Figure 11: Partial derivative filter. source
More advanced filters are larger in size and therefore produce less artifacts. The sobel-filter is an example for a larger derivative filter:
Figure 12: Prewitt & Sobel filter. source
The direction of the edge can be determined by calculating the pixel regions gradient, so the diretion of fastest intensity change. The gradient direction is given by angle = arctan2(dI/dx, dI/dy), so the two dimensional arcus tangens of the image derivative values. The edge strenght is given by the gradients magnitude: *strength = sqrt((dI/dx)^2 + (dI/dy)^2).
A big problem for high-pass filters is gaussian noise: there will always be a steep difference between two neighbouring pixels, caused by normal gaussian noise produced by the image sensor. It is therefore best practice to softly filter the image first with a gaussian filter before applying a high-pass filter.
In the following graphic, we see the original image I, the kernel H, the resulting image when H is applied IH as well as the derrived image d(IH)/dx
Figure 13: Process steps for edge detection. source
A way better approach is to directly include the smoothing in the filter itself, giving us the filter dH/dx as seen in the following image:
Figure 13: Gaussian smoothing within a derivative filter. source
This is called a “derivative of gaussian” filter: it multiplies a normal gaussian filters with a high-pass 2x1 derivative filter.
Figure 14: Difference of Gaussians filter. source
Since we deal with two partial derivatives, we’d need to filter the image twice. A solution to this is given by the “Laplacian of Gaussian”-Filter, which finds the derivative in all directions simultaniously. It is constructed by subtracting a smaller radius gaussian Filter from a large radius gaussian filter.

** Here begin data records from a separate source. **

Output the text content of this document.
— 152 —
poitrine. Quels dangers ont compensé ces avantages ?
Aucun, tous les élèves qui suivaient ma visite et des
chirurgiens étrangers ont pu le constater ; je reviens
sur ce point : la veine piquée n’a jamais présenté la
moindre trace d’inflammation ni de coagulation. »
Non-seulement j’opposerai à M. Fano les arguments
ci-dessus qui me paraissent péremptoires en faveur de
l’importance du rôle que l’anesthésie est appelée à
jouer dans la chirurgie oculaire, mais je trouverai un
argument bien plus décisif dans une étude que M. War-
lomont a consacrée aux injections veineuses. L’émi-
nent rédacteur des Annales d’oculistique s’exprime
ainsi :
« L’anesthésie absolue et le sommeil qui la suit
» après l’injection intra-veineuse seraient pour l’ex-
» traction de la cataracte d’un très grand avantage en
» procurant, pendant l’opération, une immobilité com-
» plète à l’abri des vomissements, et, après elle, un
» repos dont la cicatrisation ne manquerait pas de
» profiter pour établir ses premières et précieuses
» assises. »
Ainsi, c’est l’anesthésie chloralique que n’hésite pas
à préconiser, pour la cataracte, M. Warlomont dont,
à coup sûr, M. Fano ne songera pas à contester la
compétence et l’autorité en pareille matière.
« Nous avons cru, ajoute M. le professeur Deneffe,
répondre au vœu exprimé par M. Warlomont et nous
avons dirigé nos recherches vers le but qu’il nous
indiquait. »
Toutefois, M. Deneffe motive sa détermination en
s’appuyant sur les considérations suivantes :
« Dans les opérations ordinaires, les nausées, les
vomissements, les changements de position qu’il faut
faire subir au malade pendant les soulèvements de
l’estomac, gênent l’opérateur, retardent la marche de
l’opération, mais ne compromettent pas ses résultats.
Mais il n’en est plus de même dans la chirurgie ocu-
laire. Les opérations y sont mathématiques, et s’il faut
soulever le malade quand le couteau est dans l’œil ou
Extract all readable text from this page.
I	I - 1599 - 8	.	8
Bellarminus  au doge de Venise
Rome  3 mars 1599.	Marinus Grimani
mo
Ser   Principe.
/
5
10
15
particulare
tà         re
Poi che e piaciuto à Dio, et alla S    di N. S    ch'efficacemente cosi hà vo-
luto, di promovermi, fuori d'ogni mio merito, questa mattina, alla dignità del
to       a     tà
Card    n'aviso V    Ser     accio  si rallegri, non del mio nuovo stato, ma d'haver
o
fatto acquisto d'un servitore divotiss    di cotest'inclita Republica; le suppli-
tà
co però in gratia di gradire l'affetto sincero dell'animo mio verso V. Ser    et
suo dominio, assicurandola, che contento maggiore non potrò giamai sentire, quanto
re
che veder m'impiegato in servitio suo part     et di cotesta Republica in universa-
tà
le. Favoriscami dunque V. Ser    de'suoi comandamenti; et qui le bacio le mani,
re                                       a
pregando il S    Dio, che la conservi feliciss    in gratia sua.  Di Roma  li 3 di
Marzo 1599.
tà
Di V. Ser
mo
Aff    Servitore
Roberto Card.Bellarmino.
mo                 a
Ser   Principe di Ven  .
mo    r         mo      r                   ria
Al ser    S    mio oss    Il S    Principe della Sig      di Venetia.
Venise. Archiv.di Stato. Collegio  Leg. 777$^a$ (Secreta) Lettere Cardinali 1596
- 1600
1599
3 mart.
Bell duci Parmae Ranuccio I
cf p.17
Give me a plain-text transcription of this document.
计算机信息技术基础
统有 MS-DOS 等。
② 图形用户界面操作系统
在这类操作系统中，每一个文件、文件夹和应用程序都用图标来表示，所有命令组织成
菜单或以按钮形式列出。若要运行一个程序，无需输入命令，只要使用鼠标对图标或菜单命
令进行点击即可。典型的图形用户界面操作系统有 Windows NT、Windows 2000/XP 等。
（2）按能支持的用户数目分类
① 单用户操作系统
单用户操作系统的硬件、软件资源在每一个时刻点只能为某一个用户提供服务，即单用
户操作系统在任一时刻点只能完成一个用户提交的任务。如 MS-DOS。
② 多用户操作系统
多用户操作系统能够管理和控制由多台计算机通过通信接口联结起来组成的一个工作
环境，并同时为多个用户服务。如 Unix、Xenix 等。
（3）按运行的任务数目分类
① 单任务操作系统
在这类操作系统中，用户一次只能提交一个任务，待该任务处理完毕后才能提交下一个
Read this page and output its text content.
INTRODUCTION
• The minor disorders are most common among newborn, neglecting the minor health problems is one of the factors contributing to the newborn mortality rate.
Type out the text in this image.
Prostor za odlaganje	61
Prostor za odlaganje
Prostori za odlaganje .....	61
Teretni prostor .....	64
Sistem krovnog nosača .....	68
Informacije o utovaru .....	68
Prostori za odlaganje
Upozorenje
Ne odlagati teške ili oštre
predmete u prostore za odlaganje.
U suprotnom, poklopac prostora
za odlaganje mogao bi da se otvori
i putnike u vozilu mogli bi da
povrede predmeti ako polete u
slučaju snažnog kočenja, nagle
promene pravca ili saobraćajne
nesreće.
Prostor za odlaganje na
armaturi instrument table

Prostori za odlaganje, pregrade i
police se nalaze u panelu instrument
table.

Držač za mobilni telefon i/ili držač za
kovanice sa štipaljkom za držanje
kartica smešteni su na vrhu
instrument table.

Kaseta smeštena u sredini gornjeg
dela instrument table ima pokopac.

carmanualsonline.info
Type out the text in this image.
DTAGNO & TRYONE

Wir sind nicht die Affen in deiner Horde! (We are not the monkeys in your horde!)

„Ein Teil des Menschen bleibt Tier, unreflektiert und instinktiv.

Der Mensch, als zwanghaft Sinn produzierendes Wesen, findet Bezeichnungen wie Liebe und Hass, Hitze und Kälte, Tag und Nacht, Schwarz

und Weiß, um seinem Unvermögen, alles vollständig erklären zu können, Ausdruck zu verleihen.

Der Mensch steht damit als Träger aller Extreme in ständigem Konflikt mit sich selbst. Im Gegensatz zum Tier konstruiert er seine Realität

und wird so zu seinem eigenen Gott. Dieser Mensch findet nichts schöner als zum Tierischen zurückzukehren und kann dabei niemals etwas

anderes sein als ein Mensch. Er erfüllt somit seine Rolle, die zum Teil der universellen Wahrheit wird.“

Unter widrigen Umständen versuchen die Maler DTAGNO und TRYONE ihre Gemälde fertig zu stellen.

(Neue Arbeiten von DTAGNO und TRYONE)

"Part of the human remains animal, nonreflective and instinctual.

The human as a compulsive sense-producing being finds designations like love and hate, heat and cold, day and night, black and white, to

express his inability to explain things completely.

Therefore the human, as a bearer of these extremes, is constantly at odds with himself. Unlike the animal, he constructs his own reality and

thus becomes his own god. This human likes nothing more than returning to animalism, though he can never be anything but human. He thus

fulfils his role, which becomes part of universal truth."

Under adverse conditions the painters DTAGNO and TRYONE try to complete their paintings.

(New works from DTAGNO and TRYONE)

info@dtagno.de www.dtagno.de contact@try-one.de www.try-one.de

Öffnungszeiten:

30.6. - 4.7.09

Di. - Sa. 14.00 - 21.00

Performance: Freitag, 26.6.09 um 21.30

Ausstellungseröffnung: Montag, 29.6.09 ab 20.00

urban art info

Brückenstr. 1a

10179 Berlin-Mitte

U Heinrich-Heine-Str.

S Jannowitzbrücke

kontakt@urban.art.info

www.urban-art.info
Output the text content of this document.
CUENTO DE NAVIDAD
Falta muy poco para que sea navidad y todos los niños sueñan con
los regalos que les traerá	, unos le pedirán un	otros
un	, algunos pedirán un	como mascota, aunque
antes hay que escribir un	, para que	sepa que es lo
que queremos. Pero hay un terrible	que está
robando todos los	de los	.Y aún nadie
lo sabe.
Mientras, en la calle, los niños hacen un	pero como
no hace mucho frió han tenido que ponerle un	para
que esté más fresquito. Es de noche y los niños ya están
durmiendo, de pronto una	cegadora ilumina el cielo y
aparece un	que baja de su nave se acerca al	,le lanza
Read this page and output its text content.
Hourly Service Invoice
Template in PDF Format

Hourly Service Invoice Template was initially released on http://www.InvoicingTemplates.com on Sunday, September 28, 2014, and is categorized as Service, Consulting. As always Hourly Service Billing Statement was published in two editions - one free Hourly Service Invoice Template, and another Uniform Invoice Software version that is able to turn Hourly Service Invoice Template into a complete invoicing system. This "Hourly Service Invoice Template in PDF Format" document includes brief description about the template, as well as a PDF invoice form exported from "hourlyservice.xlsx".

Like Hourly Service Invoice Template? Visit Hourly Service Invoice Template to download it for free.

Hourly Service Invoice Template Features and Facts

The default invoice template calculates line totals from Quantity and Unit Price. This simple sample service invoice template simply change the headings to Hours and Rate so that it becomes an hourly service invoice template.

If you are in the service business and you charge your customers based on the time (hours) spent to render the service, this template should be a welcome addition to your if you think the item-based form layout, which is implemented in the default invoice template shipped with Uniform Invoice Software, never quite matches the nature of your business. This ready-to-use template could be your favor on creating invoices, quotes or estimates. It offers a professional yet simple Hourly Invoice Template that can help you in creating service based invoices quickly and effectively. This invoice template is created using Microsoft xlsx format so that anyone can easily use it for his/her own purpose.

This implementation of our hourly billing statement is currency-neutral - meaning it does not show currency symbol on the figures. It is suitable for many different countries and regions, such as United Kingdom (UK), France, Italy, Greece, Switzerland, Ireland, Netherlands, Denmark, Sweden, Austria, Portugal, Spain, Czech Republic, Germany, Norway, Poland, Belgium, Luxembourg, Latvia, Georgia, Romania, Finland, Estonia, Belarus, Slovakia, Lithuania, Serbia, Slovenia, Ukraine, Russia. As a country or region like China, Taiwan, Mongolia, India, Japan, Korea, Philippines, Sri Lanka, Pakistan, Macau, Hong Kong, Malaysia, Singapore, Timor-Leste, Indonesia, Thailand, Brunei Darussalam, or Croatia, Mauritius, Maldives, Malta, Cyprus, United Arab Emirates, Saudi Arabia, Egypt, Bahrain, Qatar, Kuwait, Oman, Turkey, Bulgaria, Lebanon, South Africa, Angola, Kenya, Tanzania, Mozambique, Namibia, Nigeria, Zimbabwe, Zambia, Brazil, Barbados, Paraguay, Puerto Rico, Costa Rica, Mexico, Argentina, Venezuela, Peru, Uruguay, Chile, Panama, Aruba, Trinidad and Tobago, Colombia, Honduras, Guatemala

Figure 15: Laplacian of Gaussian. source
Canny edge detection
Canny edge detection uses partial gaussian derivative filters to find all corners in an image. It then sets all pixelsvalues to 0 that fall under a given threshold. Finally, Canny takes the local maximum of any corner along the gradient direction, e.g. it only takes the peak of a wide edge.
Figure 16: Canny edge detection. source
Overview summary
Let me quickly illustrate the main differences of Smoothing and Derivaitve filters.
Smoothing filters always contain positive filter values that sum to 1 to preserve the overall brightness of constant regions. They are constructed to remove high-frequency components.
In contrast, derivative filters have two regions with opposite signs to get a high response in regions of high contrast. Their components sum to 1 to create no response on images with constant color. They are created to highlight high-frequency, not to remove them.